L’initiative « 200 francs, ça suffit ! » représente un danger pour la culture suisse

Le 4 mars 2018, l’initiative « No Billag », qui exigeait l’abolition des redevances pour la radio et la télévision, était rejetée par 71,6 % des votants. Des cercles issus de la droite dure essaient maintenant d’abaisser ces redevances par le biais d’une autre initiative. La votation aura lieu le 8 mars 2026.

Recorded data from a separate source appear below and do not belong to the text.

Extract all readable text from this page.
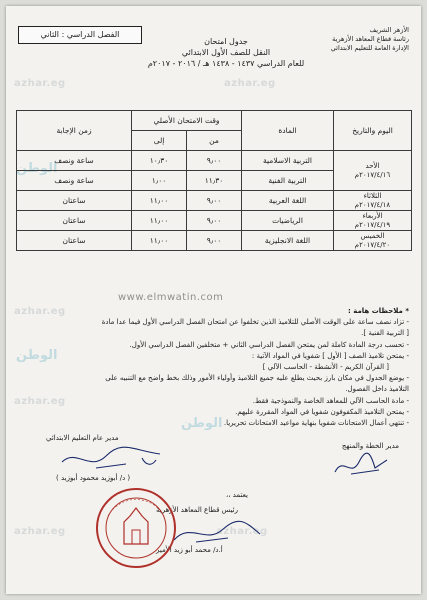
azhar.eg	azhar.eg
azhar.eg
azhar.eg
azhar.eg	azhar.eg
الوطن
الوطن
الوطن
الفصل الدراسي : الثاني	الأزهر الشريف
رئاسة قطاع المعاهد الأزهرية
الإدارة العامة للتعليم الابتدائي
جدول امتحان
النقل للصف الأول الابتدائي
للعام الدراسي ١٤٣٧ - ١٤٣٨ هـ / ٢٠١٦ - ٢٠١٧م
اليوم والتاريخ	المادة	وقت الامتحان الأصلي		زمن الإجابة
		من	إلى	

الأحد
٢٠١٧/٤/١٦م	التربية الاسلامية	٩٫٠٠	١٠٫٣٠	ساعة ونصف
	التربية الفنية	١١٫٣٠	١٫٠٠	ساعة ونصف

الثلاثاء
٢٠١٧/٤/١٨م	اللغة العربية	٩٫٠٠	١١٫٠٠	ساعتان

الأربعاء
٢٠١٧/٤/١٩م	الرياضيات	٩٫٠٠	١١٫٠٠	ساعتان

الخميس
٢٠١٧/٤/٢٠م	اللغة الانجليزية	٩٫٠٠	١١٫٠٠	ساعتان
www.elmwatin.com
* ملاحظات هامة :
- تزاد نصف ساعة على الوقت الأصلي للتلاميذ الذين تخلفوا عن امتحان الفصل الدراسي الأول فيما عدا مادة
[ التربية الفنية ].
- تحسب درجة المادة كاملة لمن يمتحن الفصل الدراسي الثاني + متخلفين الفصل الدراسي الأول.
- يمتحن تلاميذ الصف [ الأول ] شفويا في المواد الآتية :
[ القرآن الكريم - الأنشطة - الحاسب الآلي ]
- يوضع الجدول في مكان بارز بحيث يطلع عليه جميع التلاميذ وأولياء الأمور وذلك بخط واضح مع التنبيه على
التلاميذ داخل الفصول.
- مادة الحاسب الآلي للمعاهد الخاصة والنموذجية فقط.
- يمتحن التلاميذ المكفوفون شفويا في المواد المقررة عليهم.
- تنتهي أعمال الامتحانات شفويا بنهاية مواعيد الامتحانات تحريريا.
مدير الخطة والمنهج
مدير عام التعليم الابتدائي
( د/ أبوزيد محمود أبوزيد )
يعتمد ،،
رئيس قطاع المعاهد الأزهرية
أ.د/ محمد أبو زيد الأمير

L’initiative populaire fédérale « 200 francs, ça suffit ! (initiative SSR) » lancée par les milieux de l’UDC veut faire baisser la redevance pour la radio et la télévision de 335 à 200 francs par année. En cas d’acceptation de cette initiative, la redevance pour les entreprises serait totalement abolie. La partie adverse estime que la Société suisse de radiodiffusion et télévision (SSR) perdrait ainsi près de la moitié des revenus de la redevance. C’est la raison pour laquelle l’initiative SSR est aussi appelée initiative de réduction de moitié. En 2024, le Conseil fédéral avait déjà fait un pas en direction des demandes des initiateurs. Il avait décidé par voie d’ordonnance d’abaisser la redevance des ménages jusqu’à 300 francs par année. Ceci pose problème car le conseiller fédéral en charge du domaine des médias, Albert Rösti, faisait partie du comité de l’initiative SSR  lorsqu’il était conseiller national. En outre, de nombreuses entreprises ne devront plus payer de redevance à l’avenir. En conséquence, la SSR prévoit des économies de près de 270 millions de francs d’ici à 2029. Cela correspond à environ 17 % du cadre financier actuel.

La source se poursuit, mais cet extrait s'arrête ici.